Wait. thats part of the EFI partition. That wont work. What do you mean by safemode? Is your unit using secure boot?


----------



## Durvelle27 (Dec 22, 2018)

Solaris17 said:


> You can boot into safe mode though correct?
> 
> If so, can you open an admin command prompt and type
> 
> ...


It’s booted in safe mode now

I’ll try that


----------



## Solaris17 (Dec 22, 2018)

Did the srttrail.txt give you more information? what was the actual output? did it tell you it was in a path? I need  the entire log.
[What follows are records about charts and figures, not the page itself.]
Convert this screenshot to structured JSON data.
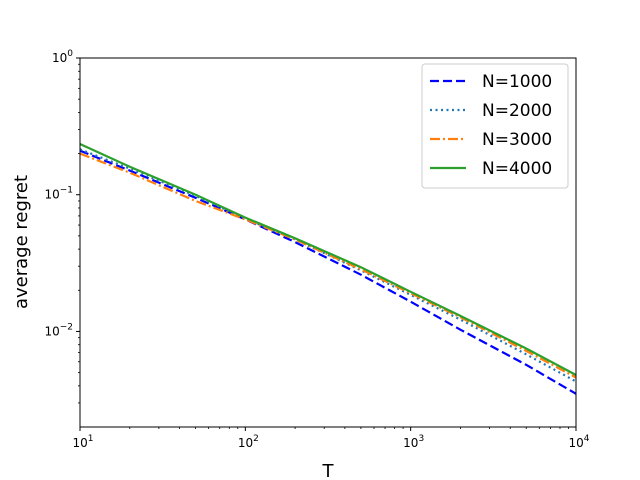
{
  "chart_data": {
    "type": "line",
    "title": "",
    "xlabel": "T",
    "ylabel": "average regret",
    "xscale": "log",
    "yscale": "log",
    "xlim": [
      10,
      10000
    ],
    "ylim": [
      0.002,
      1
    ],
    "x_ticks": [
      {
        "value": 10,
        "base": "10",
        "exp": "1"
      },
      {
        "value": 100,
        "base": "10",
        "exp": "2"
      },
      {
        "value": 1000,
        "base": "10",
        "exp": "3"
      },
      {
        "value": 10000,
        "base": "10",
        "exp": "4"
      }
    ],
    "y_ticks": [
      {
        "value": 0.01,
        "base": "10",
        "exp": "−2"
      },
      {
        "value": 0.1,
        "base": "10",
        "exp": "−1"
      },
      {
        "value": 1,
        "base": "10",
        "exp": "0"
      }
    ],
    "grid": false,
    "legend_position": "top-right",
    "x": [
      10,
      20,
      50,
      100,
      200,
      500,
      1000,
      2000,
      5000,
      10000
    ],
    "series": [
      {
        "name": "N=1000",
        "color": "#0000ff",
        "style": "dashed",
        "values": [
          0.21,
          0.15,
          0.095,
          0.066,
          0.045,
          0.026,
          0.0165,
          0.0103,
          0.0057,
          0.0035
        ]
      },
      {
        "name": "N=2000",
        "color": "#1f77b4",
        "style": "dotted",
        "values": [
          0.215,
          0.155,
          0.098,
          0.067,
          0.047,
          0.028,
          0.0185,
          0.0122,
          0.0068,
          0.0043
        ]
      },
      {
        "name": "N=3000",
        "color": "#ff7f0e",
        "style": "dashdot",
        "values": [
          0.2,
          0.145,
          0.09,
          0.066,
          0.047,
          0.0285,
          0.019,
          0.0127,
          0.0072,
          0.0046
        ]
      },
      {
        "name": "N=4000",
        "color": "#2ca02c",
        "style": "solid",
        "values": [
          0.235,
          0.16,
          0.1,
          0.068,
          0.048,
          0.0295,
          0.0195,
          0.013,
          0.0075,
          0.0048
        ]
      }
    ]
  }
}
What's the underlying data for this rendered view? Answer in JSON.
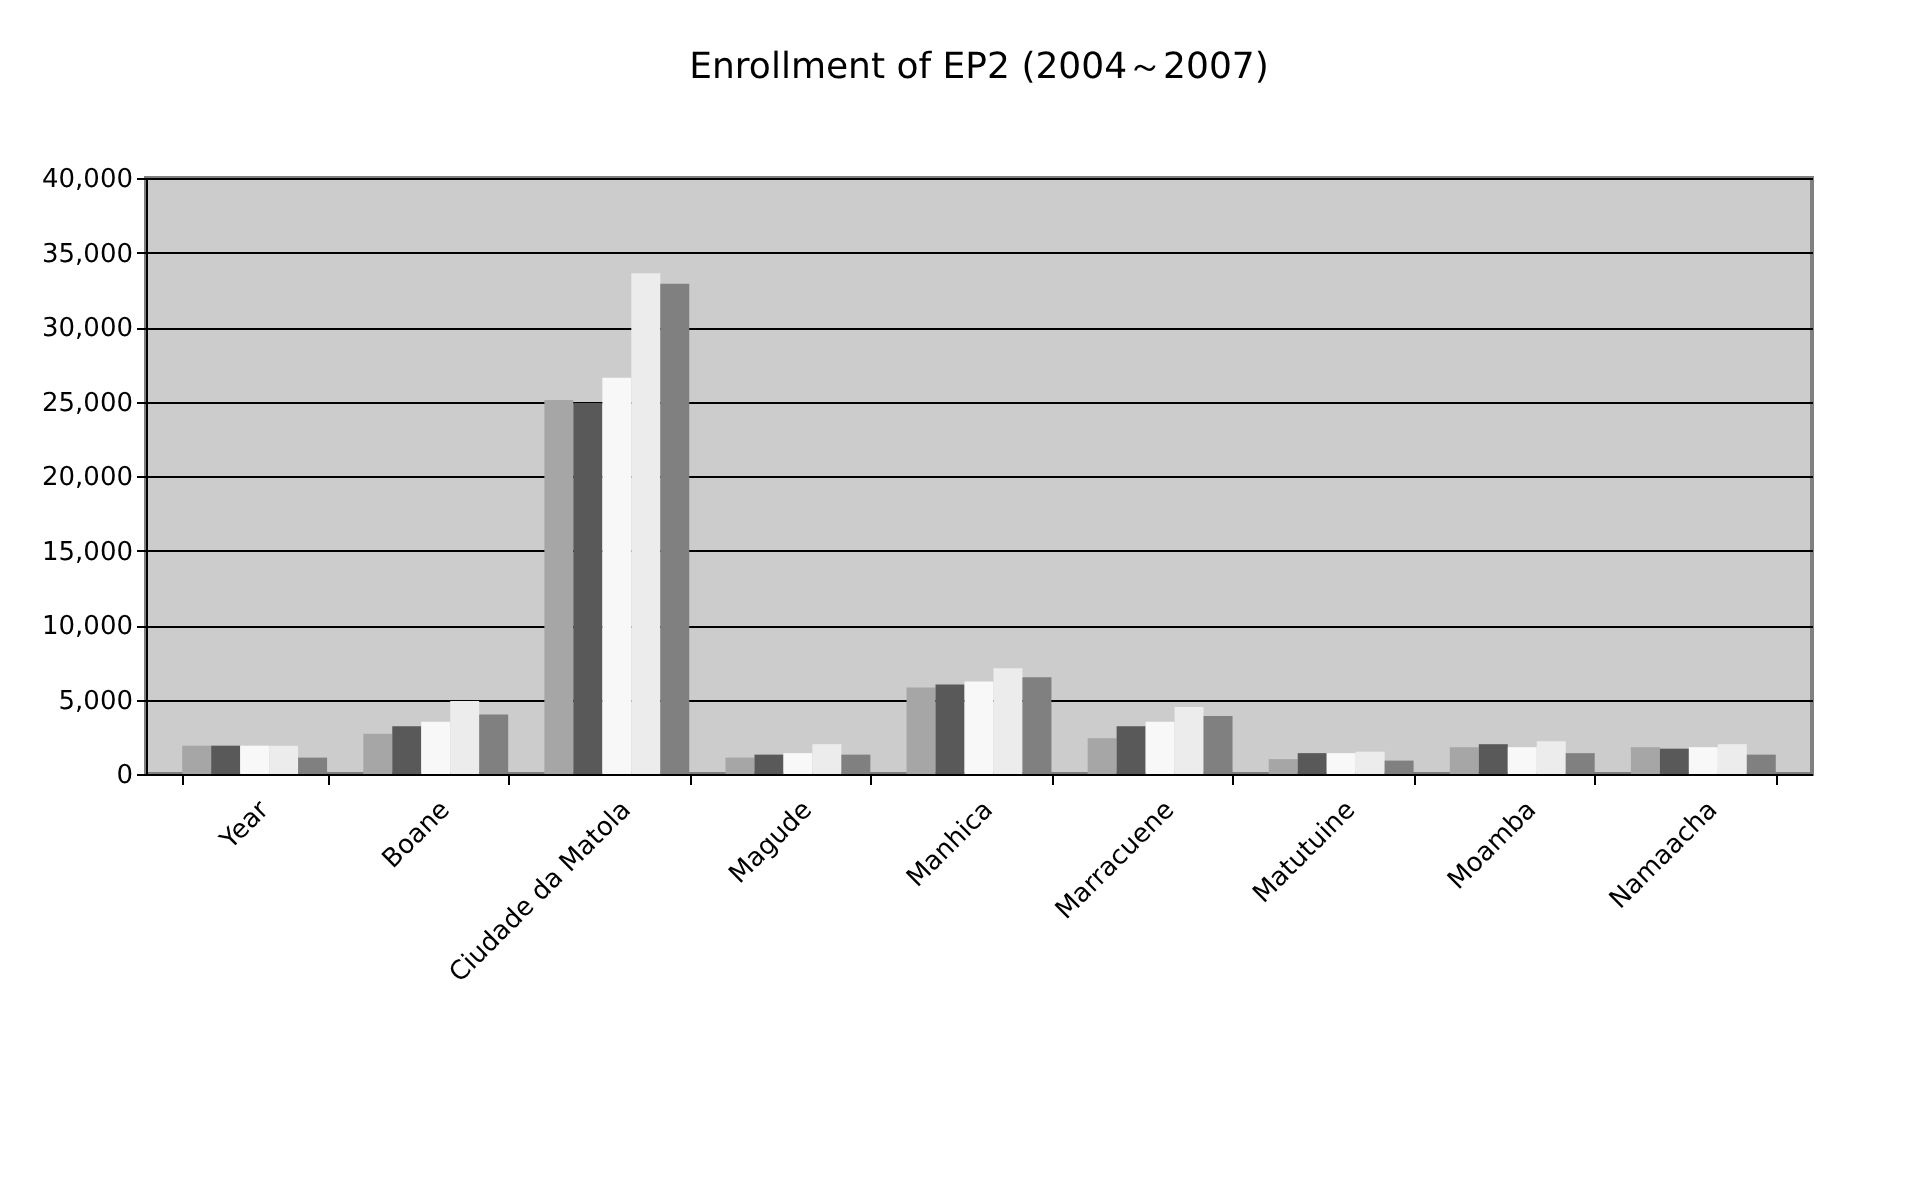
{
  "chart_data": {
    "type": "bar",
    "title": "Enrollment of EP2 (2004～2007)",
    "categories": [
      "Year",
      "Boane",
      "Ciudade da Matola",
      "Magude",
      "Manhica",
      "Marracuene",
      "Matutuine",
      "Moamba",
      "Namaacha"
    ],
    "series": [
      {
        "color": "#a6a6a6",
        "values": [
          1900,
          2700,
          25100,
          1100,
          5800,
          2400,
          1000,
          1800,
          1800
        ]
      },
      {
        "color": "#595959",
        "values": [
          1900,
          3200,
          24900,
          1300,
          6000,
          3200,
          1400,
          2000,
          1700
        ]
      },
      {
        "color": "#f8f8f8",
        "values": [
          1900,
          3500,
          26600,
          1400,
          6200,
          3500,
          1400,
          1800,
          1800
        ]
      },
      {
        "color": "#ececec",
        "values": [
          1900,
          4900,
          33600,
          2000,
          7100,
          4500,
          1500,
          2200,
          2000
        ]
      },
      {
        "color": "#808080",
        "values": [
          1100,
          4000,
          32900,
          1300,
          6500,
          3900,
          900,
          1400,
          1300
        ]
      }
    ],
    "ylim": [
      0,
      40000
    ],
    "yticks": [
      0,
      {
        "value": 5000,
        "label": "5,000"
      },
      {
        "value": 10000,
        "label": "10,000"
      },
      {
        "value": 15000,
        "label": "15,000"
      },
      {
        "value": 20000,
        "label": "20,000"
      },
      {
        "value": 25000,
        "label": "25,000"
      },
      {
        "value": 30000,
        "label": "30,000"
      },
      {
        "value": 35000,
        "label": "35,000"
      },
      {
        "value": 40000,
        "label": "40,000"
      }
    ],
    "grid": "y",
    "legend": false
  }
}
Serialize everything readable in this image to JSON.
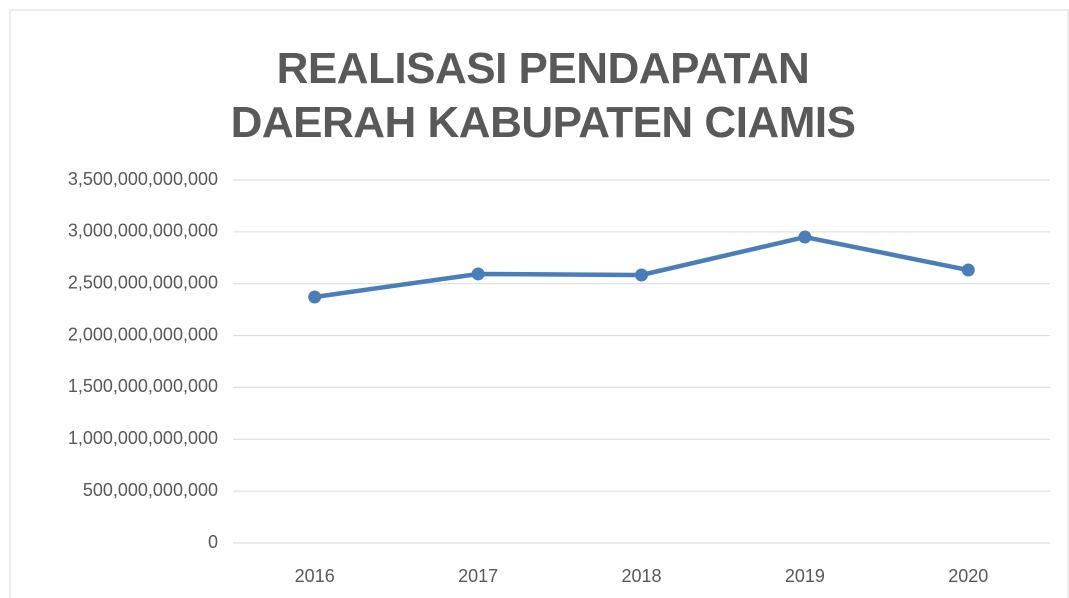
{
  "chart_data": {
    "type": "line",
    "title": "REALISASI PENDAPATAN DAERAH KABUPATEN CIAMIS",
    "categories": [
      "2016",
      "2017",
      "2018",
      "2019",
      "2020"
    ],
    "series": [
      {
        "name": "Realisasi Pendapatan Daerah",
        "color": "#4a7ebb",
        "values": [
          2372000000000,
          2594000000000,
          2584000000000,
          2950000000000,
          2632000000000
        ]
      }
    ],
    "ylim": [
      0,
      3500000000000
    ],
    "yticks": [
      0,
      {
        "value": 500000000000,
        "label": "500,000,000,000"
      },
      {
        "value": 1000000000000,
        "label": "1,000,000,000,000"
      },
      {
        "value": 1500000000000,
        "label": "1,500,000,000,000"
      },
      {
        "value": 2000000000000,
        "label": "2,000,000,000,000"
      },
      {
        "value": 2500000000000,
        "label": "2,500,000,000,000"
      },
      {
        "value": 3000000000000,
        "label": "3,000,000,000,000"
      },
      {
        "value": 3500000000000,
        "label": "3,500,000,000,000"
      }
    ],
    "grid": true
  }
}
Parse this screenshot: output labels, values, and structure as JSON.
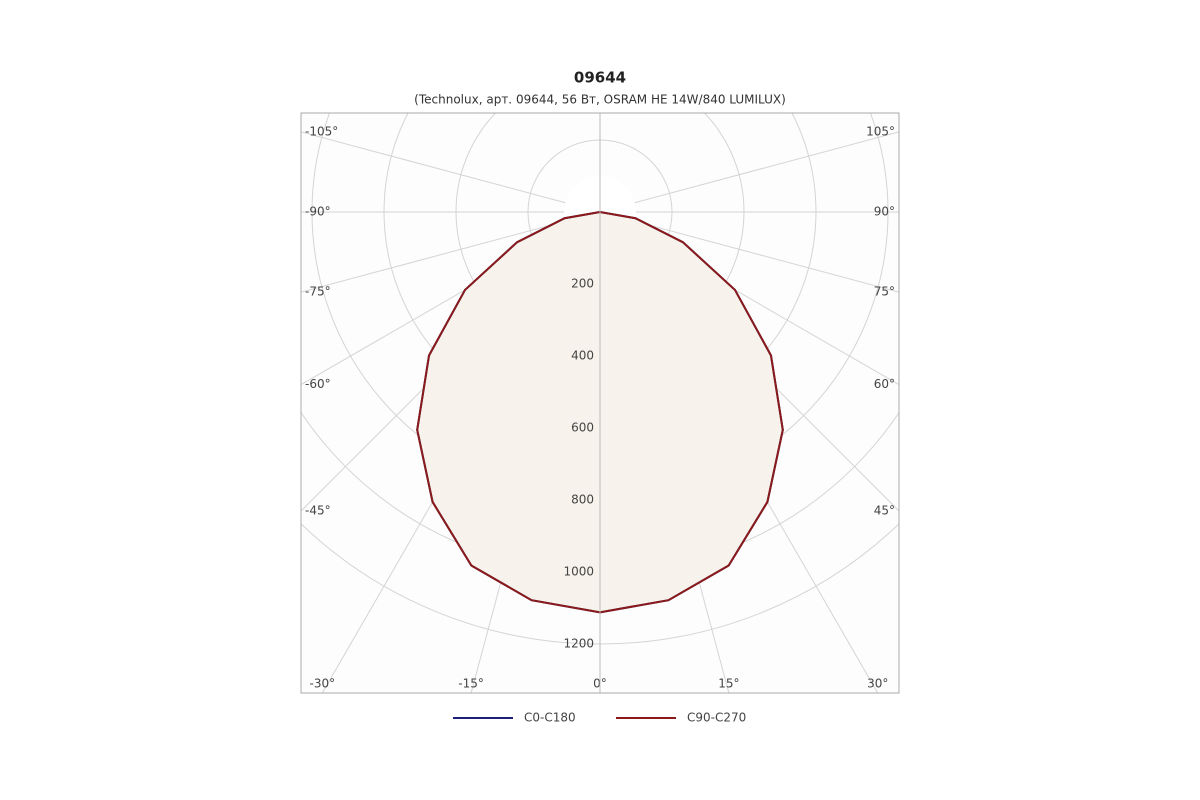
{
  "chart_data": {
    "type": "polar",
    "title": "09644",
    "subtitle": "(Technolux, арт. 09644, 56 Вт, OSRAM HE 14W/840 LUMILUX)",
    "x": [
      -90,
      -80,
      -70,
      -60,
      -50,
      -40,
      -30,
      -20,
      -10,
      0,
      10,
      20,
      30,
      40,
      50,
      60,
      70,
      80,
      90
    ],
    "series": [
      {
        "name": "C0-C180",
        "color": "#1a1f7a",
        "values": [
          0,
          100,
          245,
          433,
          620,
          790,
          930,
          1045,
          1095,
          1112,
          1095,
          1045,
          930,
          790,
          620,
          433,
          245,
          100,
          0
        ]
      },
      {
        "name": "C90-C270",
        "color": "#8b1a1a",
        "values": [
          0,
          100,
          245,
          433,
          620,
          790,
          930,
          1045,
          1095,
          1112,
          1095,
          1045,
          930,
          790,
          620,
          433,
          245,
          100,
          0
        ]
      }
    ],
    "rlim": [
      0,
      1400
    ],
    "rticks": [
      200,
      400,
      600,
      800,
      1000,
      1200
    ],
    "thetaticks": [
      {
        "value": -105,
        "label": "-105°"
      },
      {
        "value": -90,
        "label": "-90°"
      },
      {
        "value": -75,
        "label": "-75°"
      },
      {
        "value": -60,
        "label": "-60°"
      },
      {
        "value": -45,
        "label": "-45°"
      },
      {
        "value": -30,
        "label": "-30°"
      },
      {
        "value": -15,
        "label": "-15°"
      },
      {
        "value": 0,
        "label": "0°"
      },
      {
        "value": 15,
        "label": "15°"
      },
      {
        "value": 30,
        "label": "30°"
      },
      {
        "value": 45,
        "label": "45°"
      },
      {
        "value": 60,
        "label": "60°"
      },
      {
        "value": 75,
        "label": "75°"
      },
      {
        "value": 90,
        "label": "90°"
      },
      {
        "value": 105,
        "label": "105°"
      }
    ],
    "fill": "#f7f3ec",
    "grid": true
  }
}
were you upgrading to build 1803?


----------



## Durvelle27 (Dec 22, 2018)

Solaris17 said:


> Did the srttrail.txt give you more information? what was the actual output? did it tell you it was in a path? I need  the entire log.
> 
> were you upgrading to build 1803?


Give me a moment trying to find a laptop to upload the file from

Yes It said it was in a path

No I was upgrading to build 1809 apparently. I didn’t even know it was updating.

Here's the srttrail file


----------



## Solaris17 (Dec 22, 2018)

word. TY.

Do you have a phone to take pics with and upload here? or do you use skype or another messaging platform I could download to talk to you with? it will speed this up.


----------



## Durvelle27 (Dec 22, 2018)

Solaris17 said:


> word. TY.
> 
> Do you have a phone to take pics with and upload here? or do you use skype or another messaging platform I could download to talk to you with? it will speed this up.


Pm’d


----------



## Solaris17 (Dec 23, 2018)

This was fixed.

To correct it I worked with @Durvelle27 to boot into recovery and find the issue.

Specifically the error log contained.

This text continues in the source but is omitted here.